An avowed isolationist, Taft consistently opposed American intervention in the affairs of foreign countries. As late as June of 1941 Taft was warning against war and advocating negotiations between England and Germany. He dismissed the idea of formulating foreign policy around ideals of democracy and freedom, which he claimed Wilson and Roosevelt had done, comparing such policies to the "religious fervor" that motivated the crusades and the Spanish Inquisition. (5) Two years later, at the height of the Second World War, Taft stated that no country "should insist on interfering with the internal affairs of other nations unless it is prepared to submit to the same interference itself," adding that "[w]e can't force independence on India except as the British see fit to arrange it." (6) Even after the war, Taft remained a vocal isolationist. As the Cold War developed, he opposed American involvement in NATO and was one of the foremost critics of the Marshall Plan. (7)

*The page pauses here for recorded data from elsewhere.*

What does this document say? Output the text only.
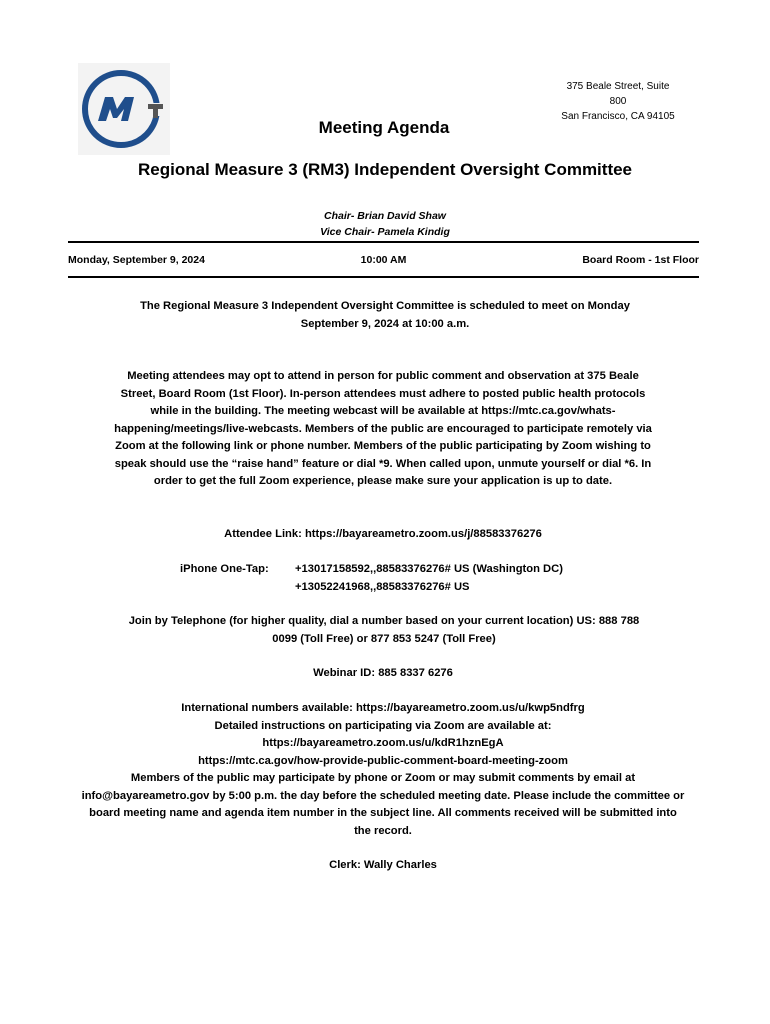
375 Beale Street, Suite
800
San Francisco, CA 94105
Meeting Agenda
Regional Measure 3 (RM3) Independent Oversight Committee
Chair- Brian David Shaw
Vice Chair- Pamela Kindig
Monday, September 9, 2024	10:00 AM	Board Room - 1st Floor

The Regional Measure 3 Independent Oversight Committee is scheduled to meet on Monday September 9, 2024 at 10:00 a.m.

Meeting attendees may opt to attend in person for public comment and observation at 375 Beale Street, Board Room (1st Floor). In-person attendees must adhere to posted public health protocols while in the building. The meeting webcast will be available at https://mtc.ca.gov/whats-happening/meetings/live-webcasts. Members of the public are encouraged to participate remotely via Zoom at the following link or phone number. Members of the public participating by Zoom wishing to speak should use the “raise hand” feature or dial *9. When called upon, unmute yourself or dial *6. In order to get the full Zoom experience, please make sure your application is up to date.

Attendee Link: https://bayareametro.zoom.us/j/88583376276

iPhone One-Tap: +13017158592,,88583376276# US (Washington DC)
+13052241968,,88583376276# US

Join by Telephone (for higher quality, dial a number based on your current location) US: 888 788 0099 (Toll Free) or 877 853 5247 (Toll Free)

Webinar ID: 885 8337 6276

International numbers available: https://bayareametro.zoom.us/u/kwp5ndfrg

Detailed instructions on participating via Zoom are available at:

https://bayareametro.zoom.us/u/kdR1hznEgA

https://mtc.ca.gov/how-provide-public-comment-board-meeting-zoom

Members of the public may participate by phone or Zoom or may submit comments by email at info@bayareametro.gov by 5:00 p.m. the day before the scheduled meeting date. Please include the committee or board meeting name and agenda item number in the subject line. All comments received will be submitted into the record.

Clerk: Wally Charles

Taft's actions towards Palestine seemed to violate many of his foremost principles. Despite being one of the foremost isolationists in the nation, Taft proposed the United States serve as the primary arbiter in the Middle East. Although publicly stating that the United States had no right to dictate policy towards Great Britain in regards to India, he consistently sought to influence British policy in Palestine. Meanwhile, even as he criticized the efforts to grant foreign aid to allied nations in Europe, Taft proposed $150 million in aid be given to Israel. Moreover, at a time when he was running against Truman for the presidency, and while he engaged in extremely contentious and partisan political struggles with the President, Taft surprisingly seemed to agree with the President on the issue of Israel.

What caused Taft to act in a way that appeared so contrary to his general political ideology and strategy?